Allena Pharmaceuticals Announces Rescheduling of Special Meeting to Approve Reverse Stock Split
July 05 2022 - 7:00AM
Allena Pharmaceuticals, Inc. (NASDAQ: ALNA), a late-stage,
biopharmaceutical company dedicated to developing and
commercializing first-in-class, oral enzyme therapeutics to treat
patients with rare and severe metabolic and kidney disorders, today
announced that it has rescheduled its special meeting, which was
scheduled for July 5, 2022, to, among other things, consider and
vote on a proposed amendment to its amended and restated
certificate of incorporation, as amended, in order to effect a
reverse stock split of its issued and outstanding common stock.
The date of the rescheduled special meeting, and
the new record date for determining the Allena stockholders
entitled to vote thereat, will be determined in the near future,
and will be will be included in supplemental proxy materials to be
filed with the SEC and distributed to stockholders promptly after
the new record date.
About Allena Pharmaceuticals,
Inc.
Allena Pharmaceuticals, Inc. is a
biopharmaceutical company dedicated to discovering, developing and
commercializing first-in-class, oral biologic therapeutics to treat
patients with rare and severe metabolic and kidney disorders.

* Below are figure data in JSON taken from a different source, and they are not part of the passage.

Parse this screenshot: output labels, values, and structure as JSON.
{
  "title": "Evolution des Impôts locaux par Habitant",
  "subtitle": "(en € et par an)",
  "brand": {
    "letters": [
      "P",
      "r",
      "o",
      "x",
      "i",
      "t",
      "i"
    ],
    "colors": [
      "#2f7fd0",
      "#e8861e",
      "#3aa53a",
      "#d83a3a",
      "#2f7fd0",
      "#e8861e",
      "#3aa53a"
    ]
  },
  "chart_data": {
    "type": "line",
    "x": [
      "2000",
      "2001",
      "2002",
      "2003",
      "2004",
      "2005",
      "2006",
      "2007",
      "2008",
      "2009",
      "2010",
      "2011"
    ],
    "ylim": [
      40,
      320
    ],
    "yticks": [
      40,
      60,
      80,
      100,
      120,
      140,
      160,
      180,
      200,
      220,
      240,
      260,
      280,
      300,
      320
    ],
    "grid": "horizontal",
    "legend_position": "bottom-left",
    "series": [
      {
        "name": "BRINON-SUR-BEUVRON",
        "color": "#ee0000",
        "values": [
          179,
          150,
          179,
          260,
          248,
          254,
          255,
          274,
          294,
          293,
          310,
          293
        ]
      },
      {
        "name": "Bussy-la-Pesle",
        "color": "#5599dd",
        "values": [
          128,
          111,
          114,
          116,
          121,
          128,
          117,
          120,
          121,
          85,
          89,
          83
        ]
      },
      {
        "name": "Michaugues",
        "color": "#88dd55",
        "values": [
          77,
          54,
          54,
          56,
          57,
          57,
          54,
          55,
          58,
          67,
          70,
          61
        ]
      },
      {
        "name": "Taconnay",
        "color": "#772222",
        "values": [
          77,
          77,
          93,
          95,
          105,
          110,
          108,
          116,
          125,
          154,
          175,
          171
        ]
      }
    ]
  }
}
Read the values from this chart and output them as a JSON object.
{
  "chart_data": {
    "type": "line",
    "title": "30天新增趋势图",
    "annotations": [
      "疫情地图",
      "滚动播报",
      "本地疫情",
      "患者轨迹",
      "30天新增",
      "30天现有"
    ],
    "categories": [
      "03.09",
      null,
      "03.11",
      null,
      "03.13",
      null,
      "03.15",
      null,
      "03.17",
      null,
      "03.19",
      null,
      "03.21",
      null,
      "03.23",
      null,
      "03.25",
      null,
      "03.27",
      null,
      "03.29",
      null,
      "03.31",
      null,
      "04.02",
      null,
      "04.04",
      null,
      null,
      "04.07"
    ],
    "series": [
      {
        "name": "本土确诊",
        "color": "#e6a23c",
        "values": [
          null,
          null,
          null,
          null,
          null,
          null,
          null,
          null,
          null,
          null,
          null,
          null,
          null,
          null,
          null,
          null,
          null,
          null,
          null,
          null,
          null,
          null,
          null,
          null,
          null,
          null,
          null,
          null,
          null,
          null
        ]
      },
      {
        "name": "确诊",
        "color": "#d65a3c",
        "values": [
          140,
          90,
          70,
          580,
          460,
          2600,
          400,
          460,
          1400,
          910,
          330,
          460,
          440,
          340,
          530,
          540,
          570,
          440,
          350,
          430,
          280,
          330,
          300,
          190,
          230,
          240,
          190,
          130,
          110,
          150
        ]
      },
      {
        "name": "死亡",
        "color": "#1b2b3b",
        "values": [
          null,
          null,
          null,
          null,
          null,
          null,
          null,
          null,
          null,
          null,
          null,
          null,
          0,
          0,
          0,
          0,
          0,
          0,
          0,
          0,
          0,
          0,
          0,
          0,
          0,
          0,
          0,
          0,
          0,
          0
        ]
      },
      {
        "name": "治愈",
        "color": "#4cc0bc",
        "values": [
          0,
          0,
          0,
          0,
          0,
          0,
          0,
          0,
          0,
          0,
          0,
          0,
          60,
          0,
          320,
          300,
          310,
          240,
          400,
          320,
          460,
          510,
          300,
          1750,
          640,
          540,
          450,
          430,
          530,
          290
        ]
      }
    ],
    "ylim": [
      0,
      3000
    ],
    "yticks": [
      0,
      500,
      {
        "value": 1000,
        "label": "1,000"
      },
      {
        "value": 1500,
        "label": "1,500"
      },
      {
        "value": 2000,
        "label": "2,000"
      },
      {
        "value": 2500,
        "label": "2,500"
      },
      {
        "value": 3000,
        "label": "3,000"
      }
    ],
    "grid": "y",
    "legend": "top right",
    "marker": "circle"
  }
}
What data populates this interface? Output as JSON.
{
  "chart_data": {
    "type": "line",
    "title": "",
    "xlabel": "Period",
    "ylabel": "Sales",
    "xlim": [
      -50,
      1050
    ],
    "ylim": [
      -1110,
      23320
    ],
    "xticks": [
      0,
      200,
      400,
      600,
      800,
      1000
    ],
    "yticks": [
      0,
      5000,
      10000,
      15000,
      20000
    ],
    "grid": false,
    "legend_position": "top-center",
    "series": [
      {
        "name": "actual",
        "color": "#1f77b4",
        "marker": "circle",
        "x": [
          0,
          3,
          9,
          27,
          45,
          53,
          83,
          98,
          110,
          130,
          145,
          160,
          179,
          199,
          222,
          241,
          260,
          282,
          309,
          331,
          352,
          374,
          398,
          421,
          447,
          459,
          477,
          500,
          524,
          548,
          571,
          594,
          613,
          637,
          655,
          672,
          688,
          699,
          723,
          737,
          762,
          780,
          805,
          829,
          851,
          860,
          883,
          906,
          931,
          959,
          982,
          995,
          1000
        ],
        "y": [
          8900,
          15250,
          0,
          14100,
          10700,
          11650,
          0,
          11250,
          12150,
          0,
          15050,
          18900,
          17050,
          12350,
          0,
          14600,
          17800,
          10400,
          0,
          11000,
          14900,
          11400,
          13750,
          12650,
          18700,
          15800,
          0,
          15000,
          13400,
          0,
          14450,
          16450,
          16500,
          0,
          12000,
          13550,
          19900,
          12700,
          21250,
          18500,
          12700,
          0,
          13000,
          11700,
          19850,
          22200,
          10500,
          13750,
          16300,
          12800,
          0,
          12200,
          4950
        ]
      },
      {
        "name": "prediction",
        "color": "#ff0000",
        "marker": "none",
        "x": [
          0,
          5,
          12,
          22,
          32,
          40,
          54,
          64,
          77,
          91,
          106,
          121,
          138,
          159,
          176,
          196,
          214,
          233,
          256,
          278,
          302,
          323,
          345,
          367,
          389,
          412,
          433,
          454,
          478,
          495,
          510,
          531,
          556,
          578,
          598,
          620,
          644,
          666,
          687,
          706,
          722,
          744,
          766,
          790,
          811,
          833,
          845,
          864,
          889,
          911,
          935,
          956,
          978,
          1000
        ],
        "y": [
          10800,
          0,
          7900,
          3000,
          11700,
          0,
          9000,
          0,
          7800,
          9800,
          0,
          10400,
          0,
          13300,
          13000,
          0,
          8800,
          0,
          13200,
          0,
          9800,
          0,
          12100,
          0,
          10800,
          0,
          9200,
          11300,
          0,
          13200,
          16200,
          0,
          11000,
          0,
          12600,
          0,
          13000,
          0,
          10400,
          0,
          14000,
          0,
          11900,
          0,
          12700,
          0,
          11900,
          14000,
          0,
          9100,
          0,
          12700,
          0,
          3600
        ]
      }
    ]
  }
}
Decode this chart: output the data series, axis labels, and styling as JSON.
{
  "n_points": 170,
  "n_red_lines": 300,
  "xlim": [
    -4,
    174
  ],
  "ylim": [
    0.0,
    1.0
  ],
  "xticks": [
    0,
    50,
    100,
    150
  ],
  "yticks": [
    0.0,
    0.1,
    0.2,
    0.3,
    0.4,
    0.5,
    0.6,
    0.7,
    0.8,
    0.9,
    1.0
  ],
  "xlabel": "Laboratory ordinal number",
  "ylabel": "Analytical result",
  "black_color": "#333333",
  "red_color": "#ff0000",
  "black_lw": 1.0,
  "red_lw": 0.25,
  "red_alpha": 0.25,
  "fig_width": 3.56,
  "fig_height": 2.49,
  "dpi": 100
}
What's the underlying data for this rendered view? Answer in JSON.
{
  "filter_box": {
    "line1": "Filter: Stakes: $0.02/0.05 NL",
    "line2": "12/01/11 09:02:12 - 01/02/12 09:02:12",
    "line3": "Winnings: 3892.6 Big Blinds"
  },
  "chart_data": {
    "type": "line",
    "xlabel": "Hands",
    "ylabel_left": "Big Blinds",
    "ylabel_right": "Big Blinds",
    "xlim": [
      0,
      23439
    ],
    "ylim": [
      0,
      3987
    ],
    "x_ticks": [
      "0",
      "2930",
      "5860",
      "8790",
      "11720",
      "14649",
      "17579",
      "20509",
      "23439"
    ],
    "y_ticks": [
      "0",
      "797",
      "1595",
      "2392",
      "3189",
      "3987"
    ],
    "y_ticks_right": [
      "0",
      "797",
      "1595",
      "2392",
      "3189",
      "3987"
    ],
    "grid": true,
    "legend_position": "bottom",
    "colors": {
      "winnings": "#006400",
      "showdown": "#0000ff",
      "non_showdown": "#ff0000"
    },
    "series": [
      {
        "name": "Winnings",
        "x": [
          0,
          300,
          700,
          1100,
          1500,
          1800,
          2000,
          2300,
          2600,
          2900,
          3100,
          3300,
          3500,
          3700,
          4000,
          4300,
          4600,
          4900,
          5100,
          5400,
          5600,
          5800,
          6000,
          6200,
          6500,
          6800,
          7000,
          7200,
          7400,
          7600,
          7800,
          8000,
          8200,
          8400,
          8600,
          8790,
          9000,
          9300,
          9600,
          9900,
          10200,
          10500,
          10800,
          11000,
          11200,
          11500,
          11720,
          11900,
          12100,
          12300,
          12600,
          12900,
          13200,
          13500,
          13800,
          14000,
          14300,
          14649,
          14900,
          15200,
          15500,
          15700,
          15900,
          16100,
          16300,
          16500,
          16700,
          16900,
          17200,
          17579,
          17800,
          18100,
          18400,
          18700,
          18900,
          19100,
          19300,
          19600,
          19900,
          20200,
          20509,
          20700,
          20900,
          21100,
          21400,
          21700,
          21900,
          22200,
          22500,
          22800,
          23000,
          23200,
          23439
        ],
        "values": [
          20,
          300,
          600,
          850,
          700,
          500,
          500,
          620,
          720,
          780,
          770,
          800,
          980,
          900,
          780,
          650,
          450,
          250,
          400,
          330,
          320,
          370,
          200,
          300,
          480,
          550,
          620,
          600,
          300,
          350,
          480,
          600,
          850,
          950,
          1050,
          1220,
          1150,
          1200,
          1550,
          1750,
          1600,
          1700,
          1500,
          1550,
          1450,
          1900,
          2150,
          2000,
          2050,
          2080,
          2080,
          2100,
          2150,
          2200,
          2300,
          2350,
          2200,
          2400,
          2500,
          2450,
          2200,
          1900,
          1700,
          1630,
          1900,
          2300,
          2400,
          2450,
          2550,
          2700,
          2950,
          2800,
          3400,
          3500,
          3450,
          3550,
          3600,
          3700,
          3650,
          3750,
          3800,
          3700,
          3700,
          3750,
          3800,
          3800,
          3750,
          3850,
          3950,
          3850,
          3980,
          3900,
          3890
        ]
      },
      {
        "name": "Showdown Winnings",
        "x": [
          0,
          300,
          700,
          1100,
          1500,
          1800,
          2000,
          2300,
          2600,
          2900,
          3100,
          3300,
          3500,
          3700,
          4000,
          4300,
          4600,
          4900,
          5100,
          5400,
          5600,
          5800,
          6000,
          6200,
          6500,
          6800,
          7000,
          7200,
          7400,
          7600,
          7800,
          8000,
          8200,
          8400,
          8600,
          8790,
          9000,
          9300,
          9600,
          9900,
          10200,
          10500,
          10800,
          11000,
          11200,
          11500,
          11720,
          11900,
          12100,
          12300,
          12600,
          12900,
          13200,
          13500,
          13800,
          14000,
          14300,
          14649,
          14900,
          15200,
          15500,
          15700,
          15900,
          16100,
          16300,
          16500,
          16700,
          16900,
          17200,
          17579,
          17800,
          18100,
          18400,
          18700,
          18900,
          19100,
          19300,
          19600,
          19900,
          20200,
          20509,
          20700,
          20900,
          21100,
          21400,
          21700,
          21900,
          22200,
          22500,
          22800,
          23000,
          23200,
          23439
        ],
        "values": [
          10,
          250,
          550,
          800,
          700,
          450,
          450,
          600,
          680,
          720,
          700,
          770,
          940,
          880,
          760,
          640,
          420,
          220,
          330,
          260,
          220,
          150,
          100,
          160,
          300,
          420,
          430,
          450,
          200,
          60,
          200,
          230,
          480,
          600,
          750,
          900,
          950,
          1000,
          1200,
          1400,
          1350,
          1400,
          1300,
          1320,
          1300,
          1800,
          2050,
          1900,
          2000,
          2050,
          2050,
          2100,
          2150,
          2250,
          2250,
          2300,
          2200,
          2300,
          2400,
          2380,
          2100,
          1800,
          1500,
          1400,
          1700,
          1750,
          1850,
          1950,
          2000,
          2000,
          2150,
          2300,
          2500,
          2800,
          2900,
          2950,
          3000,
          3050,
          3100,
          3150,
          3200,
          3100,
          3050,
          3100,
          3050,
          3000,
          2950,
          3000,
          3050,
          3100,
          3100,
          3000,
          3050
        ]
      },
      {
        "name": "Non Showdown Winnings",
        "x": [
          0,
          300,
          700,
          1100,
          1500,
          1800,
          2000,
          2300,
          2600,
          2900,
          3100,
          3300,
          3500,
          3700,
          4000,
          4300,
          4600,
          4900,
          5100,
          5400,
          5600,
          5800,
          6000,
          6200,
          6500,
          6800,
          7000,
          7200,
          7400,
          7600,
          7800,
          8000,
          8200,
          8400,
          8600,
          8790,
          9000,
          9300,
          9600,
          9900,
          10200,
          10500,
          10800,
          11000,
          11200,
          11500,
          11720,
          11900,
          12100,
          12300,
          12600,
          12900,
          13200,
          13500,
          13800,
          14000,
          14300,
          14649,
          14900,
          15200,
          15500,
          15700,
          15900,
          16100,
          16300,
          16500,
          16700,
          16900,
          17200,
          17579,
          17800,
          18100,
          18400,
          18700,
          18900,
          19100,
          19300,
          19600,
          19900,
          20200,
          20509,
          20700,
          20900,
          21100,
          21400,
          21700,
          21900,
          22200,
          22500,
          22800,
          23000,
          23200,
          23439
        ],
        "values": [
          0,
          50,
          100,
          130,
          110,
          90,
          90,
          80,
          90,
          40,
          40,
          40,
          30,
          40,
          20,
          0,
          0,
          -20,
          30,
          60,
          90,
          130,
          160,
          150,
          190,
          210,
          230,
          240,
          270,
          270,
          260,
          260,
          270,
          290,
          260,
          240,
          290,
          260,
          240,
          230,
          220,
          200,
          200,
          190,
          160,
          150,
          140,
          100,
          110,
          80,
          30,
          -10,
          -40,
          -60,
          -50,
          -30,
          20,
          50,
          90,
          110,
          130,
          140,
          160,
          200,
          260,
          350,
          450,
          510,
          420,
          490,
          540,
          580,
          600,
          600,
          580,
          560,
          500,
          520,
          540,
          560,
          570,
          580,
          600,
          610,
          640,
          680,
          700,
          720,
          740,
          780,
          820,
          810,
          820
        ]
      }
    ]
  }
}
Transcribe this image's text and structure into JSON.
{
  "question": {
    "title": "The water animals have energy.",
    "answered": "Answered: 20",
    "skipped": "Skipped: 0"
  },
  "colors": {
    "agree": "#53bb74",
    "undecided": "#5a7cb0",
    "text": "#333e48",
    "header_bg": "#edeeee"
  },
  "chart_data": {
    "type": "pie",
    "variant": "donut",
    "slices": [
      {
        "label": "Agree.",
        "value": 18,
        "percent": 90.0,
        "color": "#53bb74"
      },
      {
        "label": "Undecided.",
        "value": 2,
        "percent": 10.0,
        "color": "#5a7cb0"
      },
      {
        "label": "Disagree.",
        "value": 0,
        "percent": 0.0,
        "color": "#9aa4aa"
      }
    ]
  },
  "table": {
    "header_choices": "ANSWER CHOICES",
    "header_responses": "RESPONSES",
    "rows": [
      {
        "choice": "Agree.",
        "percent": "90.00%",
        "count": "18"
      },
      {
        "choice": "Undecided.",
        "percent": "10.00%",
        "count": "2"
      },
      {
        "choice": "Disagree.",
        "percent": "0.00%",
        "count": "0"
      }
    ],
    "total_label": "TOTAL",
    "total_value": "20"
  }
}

Additional Information and Where to Find
It
In connection with the special meeting described
above the Company filed a definitive proxy statement with the
Securities and Exchange Commission on May 24, 2022 and in
connection with the rescheduled meeting the Company will file with
the Securities and Exchange Commission a supplement to the
definitive proxy statement. This press release does not contain all
the information that should be considered concerning the matters to
be considered at the special meeting, including the proposed
reverse stock split, and is not intended to form the basis of any
investment decision or any other decision in respect of such
matters.
The Company’s stockholders and other interested
persons are advised to read the definitive proxy statement and,
when available, the proxy supplement, and any amendments thereto,
and any other documents filed in connection with the matters to be
considered at the special meeting, including the proposed reverse
stock split, as these materials will contain important information
about the Company and such matters. The Company’s stockholders will
also be able to obtain copies of these documents filed with the
SEC, without charge, once available, at the SEC’s website at
www.sec.gov, or by directing a request to the Company’s corporate
secretary /o Allena Pharmaceuticals, Inc., One Newton Executive
Park, Suite 202, Newton, MA 02462.
Appointment of Proxy Solicitor &
Participants in Solicitation
The Company has engaged Saratoga Proxy
Consulting LLC (“Saratoga”) to assist us with the solicitation of
proxies in connection with the special meeting. We expect to pay
Saratoga a fee of $25,000, plus reimbursement for certain expenses
related to its services.
The Company and its directors and executive
officers may also be deemed participants in the solicitation of
proxies from the Company’s stockholders with respect to the special
meeting. A list of the names of those directors and executive
officers and a description of their interests in the Company is
contained in the Company’s Annual Report for the year ended
December 31, 2021 on Form 10-K, as amended, which was filed with
the SEC and is available free of charge at the SEC’s web site at
www.sec.gov. To the extent such holdings of the Company’s
securities may have changed since that time, such changes have been
or will be reflected on Statements of Change in Ownership on Form 4
filed with the SEC. Additional information regarding the interests
of such participants will be contained in the definitive proxy
statement, proxy supplement and any amendments thereto and any
other documents filed in connection with the rescheduled special
meeting when available.
Forward Looking Statements
Certain information contained in this press
release includes "forward-looking statements" within the meaning of
The Private Securities Litigation Reform Act of 1995, including
statements related to the rescheduled special meeting. We may, in
some cases, use terms such as "predicts," "believes," "potential,"
"continue," "anticipates," "estimates," "expects," "plans,"
"intends," "may," "could," “might," "will," "should" or other words
that convey uncertainty of the future events or outcomes to
identify these forward-looking statements. Our forward-looking
statements are based on current beliefs and expectations of our
management team that involve risks, potential changes in
circumstances, assumptions, and uncertainties. Any or all of the
forward-looking statements may turn out to be wrong or be affected
by inaccurate assumptions we might make or by known or unknown
risks and uncertainties as a result of various important factors,
including the uncertainties related to market conditions and the
completion of the offering on the anticipated terms or at all, the
satisfaction of customary closing conditions related to the
registered direct offering and various other factors. For a more
detailed description of the risks and uncertainties that could
cause actual results to differ from those expressed in these
forward-looking statements, as well as risks relating to our
business in general, please refer to our most recent Annual Report
on Form 10-K and Quarterly Report on Form 10-Q. You are cautioned
not to place undue reliance on these forward-looking statements,
which are made only as of the date of this press release. We
undertake no obligation to publicly update such forward-looking
statements to reflect subsequent events or circumstances.